The lieutenant listened and laughed gleefully. He remembered the Finn, the lady with the white teeth, the train, and he wanted to eat and smoke.
"Doctor," he said, "tell them to bring me a slice of rye bread and salt, and some sardines…"
The doctor refused. Pavel did not obey his order and refused to go for bread. The lieutenant could not bear it and began to cry like a thwarted child.
"Ba-by," the doctor laughed. "Mamma! Hush-aby!"
Klimov also began to laugh, and when the doctor had gone, he fell sound asleep. He woke up with the same feeling of joy and happiness. His aunt was sitting by his bed.

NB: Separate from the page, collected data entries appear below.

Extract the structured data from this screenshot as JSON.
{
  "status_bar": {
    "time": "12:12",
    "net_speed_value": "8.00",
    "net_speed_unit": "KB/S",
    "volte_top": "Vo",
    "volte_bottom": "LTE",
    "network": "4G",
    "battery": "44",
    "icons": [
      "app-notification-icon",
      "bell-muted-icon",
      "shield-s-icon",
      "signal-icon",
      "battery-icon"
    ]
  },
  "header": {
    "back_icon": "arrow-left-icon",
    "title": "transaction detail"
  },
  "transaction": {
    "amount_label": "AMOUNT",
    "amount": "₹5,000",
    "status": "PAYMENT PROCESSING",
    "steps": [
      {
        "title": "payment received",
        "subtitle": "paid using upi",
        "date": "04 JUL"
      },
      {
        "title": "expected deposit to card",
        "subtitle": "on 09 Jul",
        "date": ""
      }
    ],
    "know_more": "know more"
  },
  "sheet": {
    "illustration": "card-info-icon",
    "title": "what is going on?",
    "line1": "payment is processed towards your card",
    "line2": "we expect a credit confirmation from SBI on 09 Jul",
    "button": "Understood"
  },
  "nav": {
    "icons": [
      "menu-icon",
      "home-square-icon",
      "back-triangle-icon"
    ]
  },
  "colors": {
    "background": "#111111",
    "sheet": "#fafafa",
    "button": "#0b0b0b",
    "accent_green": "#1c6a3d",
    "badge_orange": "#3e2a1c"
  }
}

"Oh, aunty!" He was very happy. "What has been the matter with me?"
"Typhus."
"I say! And now I am well, quite well! Where is Katy?"
"She is not at home. She has probably gone to see some one after her examination."
The old woman bent over her stocking as she said this; her lips began to tremble; she turned her face away and suddenly began to sob. In her grief, she forgot the doctor's orders and cried:
"Oh! Katy! Katy! Our angel is gone from us! She is gone!"
She dropped her stocking and stooped down for it, and her cap fell off her head. Klimov stared at her grey hair, could not understand, was alarmed for Katy, and asked:
"But where is she, aunty?"
The old woman, who had already forgotten Klimov and remembered only her grief, said:
"She caught typhus from you and … and died. She was buried the day before yesterday."